Une erreur médicale évitée de justesse à l’Hôpital de Hull

Camille Turgeon | 4 juin 2026

Lynn entend déposer une plainte au Collège des médecins du Québec et à l’Ordre des infirmières et infirmiers du Québec, non pas pour recevoir une compensation monétaire, mais bien pour mettre en lumière les conséquences et les risques d’une telle erreur.

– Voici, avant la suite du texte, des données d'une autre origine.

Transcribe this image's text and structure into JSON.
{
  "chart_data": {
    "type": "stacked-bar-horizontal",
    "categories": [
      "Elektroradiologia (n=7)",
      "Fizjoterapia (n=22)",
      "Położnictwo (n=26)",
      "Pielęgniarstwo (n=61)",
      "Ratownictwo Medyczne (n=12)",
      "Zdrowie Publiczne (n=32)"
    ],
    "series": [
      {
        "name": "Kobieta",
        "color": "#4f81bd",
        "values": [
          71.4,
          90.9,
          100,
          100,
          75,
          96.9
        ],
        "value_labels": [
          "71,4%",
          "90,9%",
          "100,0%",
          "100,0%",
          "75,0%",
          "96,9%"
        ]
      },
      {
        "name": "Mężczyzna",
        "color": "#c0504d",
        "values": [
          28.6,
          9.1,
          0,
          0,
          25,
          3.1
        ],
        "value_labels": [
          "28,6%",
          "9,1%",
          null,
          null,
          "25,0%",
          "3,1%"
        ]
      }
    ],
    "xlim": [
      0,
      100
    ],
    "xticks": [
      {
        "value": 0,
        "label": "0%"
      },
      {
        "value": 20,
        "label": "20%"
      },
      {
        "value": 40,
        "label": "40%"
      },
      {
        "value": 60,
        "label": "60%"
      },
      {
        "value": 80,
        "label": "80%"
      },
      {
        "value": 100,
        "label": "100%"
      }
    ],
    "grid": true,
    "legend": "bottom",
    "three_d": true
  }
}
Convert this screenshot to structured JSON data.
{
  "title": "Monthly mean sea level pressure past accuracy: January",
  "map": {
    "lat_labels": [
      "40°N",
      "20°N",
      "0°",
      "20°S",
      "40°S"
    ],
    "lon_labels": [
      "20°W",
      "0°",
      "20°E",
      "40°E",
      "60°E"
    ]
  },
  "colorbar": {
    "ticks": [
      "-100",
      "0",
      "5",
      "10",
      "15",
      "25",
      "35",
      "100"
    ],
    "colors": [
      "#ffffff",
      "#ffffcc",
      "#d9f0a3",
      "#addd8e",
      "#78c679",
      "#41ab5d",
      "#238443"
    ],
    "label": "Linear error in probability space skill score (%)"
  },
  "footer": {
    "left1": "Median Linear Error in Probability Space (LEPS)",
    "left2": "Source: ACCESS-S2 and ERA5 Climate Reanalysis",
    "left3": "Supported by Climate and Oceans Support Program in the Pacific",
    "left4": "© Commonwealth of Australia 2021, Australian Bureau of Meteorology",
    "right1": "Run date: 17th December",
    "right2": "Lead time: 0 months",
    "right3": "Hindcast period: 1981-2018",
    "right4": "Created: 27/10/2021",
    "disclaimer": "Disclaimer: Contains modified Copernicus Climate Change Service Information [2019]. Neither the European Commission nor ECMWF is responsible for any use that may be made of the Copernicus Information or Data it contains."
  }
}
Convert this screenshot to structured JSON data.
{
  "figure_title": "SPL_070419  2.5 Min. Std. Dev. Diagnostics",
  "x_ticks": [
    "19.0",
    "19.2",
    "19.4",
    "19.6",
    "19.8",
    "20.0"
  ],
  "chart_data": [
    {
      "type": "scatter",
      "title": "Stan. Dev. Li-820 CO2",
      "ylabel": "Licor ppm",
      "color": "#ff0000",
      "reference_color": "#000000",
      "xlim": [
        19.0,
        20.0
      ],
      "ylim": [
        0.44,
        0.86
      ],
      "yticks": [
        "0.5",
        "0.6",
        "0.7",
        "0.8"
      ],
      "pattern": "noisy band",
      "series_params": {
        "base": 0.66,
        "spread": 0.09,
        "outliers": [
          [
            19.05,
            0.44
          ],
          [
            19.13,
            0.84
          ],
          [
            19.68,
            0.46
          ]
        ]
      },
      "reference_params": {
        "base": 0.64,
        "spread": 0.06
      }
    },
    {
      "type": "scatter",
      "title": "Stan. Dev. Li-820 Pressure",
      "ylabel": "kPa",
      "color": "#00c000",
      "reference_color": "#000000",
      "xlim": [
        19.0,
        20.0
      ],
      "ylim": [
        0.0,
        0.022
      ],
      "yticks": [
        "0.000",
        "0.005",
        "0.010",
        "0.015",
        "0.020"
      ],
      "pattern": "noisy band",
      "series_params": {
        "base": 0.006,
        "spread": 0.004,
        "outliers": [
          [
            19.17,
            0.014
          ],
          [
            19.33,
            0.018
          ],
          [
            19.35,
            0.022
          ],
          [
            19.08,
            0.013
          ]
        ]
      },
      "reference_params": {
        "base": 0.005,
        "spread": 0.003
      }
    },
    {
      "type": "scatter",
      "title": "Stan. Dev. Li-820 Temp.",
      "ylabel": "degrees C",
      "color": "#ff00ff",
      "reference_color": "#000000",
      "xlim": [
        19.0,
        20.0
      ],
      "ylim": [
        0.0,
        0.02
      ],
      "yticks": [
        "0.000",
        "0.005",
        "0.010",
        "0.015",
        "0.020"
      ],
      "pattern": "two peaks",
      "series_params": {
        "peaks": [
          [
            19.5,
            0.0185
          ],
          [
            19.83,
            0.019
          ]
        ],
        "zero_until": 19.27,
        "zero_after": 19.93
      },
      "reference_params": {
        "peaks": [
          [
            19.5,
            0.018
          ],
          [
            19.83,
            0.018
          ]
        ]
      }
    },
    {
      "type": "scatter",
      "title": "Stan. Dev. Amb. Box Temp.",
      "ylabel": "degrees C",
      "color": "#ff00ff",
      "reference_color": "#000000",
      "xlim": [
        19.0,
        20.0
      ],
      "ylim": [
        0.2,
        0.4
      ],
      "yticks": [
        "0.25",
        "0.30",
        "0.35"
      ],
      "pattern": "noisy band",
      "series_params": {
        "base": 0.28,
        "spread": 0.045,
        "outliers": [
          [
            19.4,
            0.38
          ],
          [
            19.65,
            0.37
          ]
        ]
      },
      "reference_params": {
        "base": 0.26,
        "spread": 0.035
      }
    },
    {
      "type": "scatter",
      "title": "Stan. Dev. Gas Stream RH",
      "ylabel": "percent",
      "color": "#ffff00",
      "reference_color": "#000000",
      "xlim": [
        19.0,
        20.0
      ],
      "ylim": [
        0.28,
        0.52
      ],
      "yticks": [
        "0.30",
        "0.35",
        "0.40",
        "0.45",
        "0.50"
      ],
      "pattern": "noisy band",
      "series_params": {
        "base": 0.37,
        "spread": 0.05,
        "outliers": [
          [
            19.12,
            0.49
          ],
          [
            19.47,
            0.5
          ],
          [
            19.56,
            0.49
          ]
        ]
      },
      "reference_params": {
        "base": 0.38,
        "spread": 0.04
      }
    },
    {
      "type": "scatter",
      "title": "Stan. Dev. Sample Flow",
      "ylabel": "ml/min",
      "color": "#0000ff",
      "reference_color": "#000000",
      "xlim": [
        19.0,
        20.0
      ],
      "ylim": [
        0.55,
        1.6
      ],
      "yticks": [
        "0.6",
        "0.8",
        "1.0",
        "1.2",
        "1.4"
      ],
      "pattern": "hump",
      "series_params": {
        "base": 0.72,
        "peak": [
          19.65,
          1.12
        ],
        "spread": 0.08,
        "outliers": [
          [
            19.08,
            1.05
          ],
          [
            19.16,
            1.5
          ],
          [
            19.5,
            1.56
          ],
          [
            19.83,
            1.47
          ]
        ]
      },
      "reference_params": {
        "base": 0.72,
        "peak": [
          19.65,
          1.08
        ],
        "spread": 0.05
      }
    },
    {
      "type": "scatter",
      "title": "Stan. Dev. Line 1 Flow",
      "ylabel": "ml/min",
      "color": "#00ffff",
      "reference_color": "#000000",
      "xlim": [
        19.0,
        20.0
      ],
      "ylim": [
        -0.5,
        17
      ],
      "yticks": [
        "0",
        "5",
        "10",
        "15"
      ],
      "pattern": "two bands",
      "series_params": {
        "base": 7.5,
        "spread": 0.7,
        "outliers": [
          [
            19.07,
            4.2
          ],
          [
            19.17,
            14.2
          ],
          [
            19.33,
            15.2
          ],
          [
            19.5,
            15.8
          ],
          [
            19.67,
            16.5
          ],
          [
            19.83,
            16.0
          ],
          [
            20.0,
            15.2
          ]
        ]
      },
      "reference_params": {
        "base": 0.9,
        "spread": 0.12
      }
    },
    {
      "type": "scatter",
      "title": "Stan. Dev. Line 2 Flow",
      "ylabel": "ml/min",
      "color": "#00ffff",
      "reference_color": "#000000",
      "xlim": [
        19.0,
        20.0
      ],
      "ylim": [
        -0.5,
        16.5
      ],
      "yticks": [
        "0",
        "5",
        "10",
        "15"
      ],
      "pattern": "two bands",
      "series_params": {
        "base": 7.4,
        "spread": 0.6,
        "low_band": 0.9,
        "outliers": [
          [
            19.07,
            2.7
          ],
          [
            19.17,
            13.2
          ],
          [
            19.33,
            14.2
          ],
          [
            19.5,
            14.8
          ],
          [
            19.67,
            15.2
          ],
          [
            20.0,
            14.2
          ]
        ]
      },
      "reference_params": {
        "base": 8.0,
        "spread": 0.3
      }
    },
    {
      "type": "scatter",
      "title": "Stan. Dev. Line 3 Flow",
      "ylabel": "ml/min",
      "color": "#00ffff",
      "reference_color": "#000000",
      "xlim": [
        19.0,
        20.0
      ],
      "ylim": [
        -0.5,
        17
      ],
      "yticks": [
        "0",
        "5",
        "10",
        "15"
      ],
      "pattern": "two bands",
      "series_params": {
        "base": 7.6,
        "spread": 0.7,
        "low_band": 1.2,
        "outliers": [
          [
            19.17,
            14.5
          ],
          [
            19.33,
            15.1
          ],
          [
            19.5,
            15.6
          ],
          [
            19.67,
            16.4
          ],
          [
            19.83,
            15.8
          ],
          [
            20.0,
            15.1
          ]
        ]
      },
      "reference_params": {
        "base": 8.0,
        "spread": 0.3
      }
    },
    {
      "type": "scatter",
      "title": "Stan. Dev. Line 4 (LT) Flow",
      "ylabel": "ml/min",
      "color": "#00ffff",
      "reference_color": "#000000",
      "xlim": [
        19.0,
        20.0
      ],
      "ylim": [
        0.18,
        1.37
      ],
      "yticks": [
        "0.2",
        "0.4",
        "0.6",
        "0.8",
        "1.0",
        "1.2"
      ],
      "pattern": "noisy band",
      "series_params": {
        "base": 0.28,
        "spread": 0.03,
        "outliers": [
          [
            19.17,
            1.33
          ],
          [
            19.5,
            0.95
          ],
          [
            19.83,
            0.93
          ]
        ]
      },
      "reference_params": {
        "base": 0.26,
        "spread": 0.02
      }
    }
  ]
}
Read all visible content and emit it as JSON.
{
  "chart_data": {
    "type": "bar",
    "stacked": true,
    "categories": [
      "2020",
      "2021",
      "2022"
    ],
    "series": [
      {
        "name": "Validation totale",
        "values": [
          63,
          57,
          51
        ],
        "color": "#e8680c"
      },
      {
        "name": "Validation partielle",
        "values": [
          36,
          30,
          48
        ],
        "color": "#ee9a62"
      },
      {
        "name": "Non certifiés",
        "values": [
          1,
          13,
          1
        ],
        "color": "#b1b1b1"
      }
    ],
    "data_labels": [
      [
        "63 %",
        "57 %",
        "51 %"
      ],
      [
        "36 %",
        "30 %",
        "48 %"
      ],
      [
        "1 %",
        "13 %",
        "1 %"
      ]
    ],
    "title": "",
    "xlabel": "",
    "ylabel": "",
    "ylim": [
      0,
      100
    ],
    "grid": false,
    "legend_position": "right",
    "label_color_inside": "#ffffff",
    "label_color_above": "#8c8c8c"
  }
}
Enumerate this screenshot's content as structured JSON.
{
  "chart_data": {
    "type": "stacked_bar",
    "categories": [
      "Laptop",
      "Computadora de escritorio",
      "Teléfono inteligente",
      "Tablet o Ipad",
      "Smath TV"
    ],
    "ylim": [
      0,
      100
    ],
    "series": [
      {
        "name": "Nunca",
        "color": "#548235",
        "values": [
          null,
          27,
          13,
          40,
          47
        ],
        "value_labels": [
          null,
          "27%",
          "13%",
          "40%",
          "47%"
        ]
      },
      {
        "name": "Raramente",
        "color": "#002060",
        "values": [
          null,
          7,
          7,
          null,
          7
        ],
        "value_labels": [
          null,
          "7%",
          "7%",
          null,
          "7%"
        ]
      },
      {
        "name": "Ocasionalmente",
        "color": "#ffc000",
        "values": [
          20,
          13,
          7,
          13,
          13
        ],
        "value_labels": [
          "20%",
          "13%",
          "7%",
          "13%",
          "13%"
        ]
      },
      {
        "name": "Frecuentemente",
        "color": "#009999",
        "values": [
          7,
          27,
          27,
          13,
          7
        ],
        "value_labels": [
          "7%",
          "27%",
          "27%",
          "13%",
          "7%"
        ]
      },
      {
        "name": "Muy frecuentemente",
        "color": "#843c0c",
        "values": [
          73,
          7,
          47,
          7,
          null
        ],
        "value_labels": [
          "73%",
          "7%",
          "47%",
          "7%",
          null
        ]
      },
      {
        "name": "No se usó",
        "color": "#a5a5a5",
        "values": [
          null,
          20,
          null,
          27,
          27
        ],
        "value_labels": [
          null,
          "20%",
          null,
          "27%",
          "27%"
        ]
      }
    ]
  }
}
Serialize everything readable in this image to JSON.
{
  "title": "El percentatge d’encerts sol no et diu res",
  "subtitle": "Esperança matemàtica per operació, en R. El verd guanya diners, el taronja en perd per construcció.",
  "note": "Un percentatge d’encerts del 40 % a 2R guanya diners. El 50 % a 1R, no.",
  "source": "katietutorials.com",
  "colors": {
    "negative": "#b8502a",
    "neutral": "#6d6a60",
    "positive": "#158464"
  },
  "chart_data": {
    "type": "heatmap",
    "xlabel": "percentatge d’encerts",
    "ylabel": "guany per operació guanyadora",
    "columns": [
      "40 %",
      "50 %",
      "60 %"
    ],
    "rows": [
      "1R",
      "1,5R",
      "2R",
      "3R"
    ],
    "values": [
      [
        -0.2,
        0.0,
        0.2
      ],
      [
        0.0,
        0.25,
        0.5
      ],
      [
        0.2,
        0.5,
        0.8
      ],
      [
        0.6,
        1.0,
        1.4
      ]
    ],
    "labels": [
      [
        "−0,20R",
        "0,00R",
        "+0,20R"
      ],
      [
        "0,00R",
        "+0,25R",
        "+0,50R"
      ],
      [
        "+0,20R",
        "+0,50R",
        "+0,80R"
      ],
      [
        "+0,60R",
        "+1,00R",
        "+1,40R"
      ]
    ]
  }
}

Lorsqu’elle est arrivée en ambulance pour des problèmes cardiaques en février dernier, le personnel médical a inscrit à son dossier qu’elle était allergique à la morphine. On lui a ainsi remis un bracelet rouge indiquant cette allergie.

Peu de temps après, sa douleur s’est intensifiée, et elle a demandé à une infirmière de lui administrer de la médication.

Toutefois, c’est la présence d’esprit de Lynn qui lui a évité, selon elle, la mort. Lorsque l’infirmière s’est approchée avec une seringue dont le bouchon était déjà enlevé, elle a été en mesure de lui poser la question « Tu m’injectes avec quoi? ».

Le médecin aurait ensuite proposé d’injecter la patiente avec un dérivé de morphine, ce qu’elle a refusé, ne voulant pas courir le risque.

« Ça peut être fatal. Ça aurait pu être une personne âgée qui est somnolente, puis qu’elle a un problème, puis qu’il l’aurait injectée, puis elle se serait partie. »
Lynn, patiente allergique à la morphine.

Après un séjour d’un peu moins d’une semaine à l’hôpital, Lynn a demandé à Santé Québec d’obtenir une copie de son dossier médical afin de comprendre où les erreurs avaient été commises.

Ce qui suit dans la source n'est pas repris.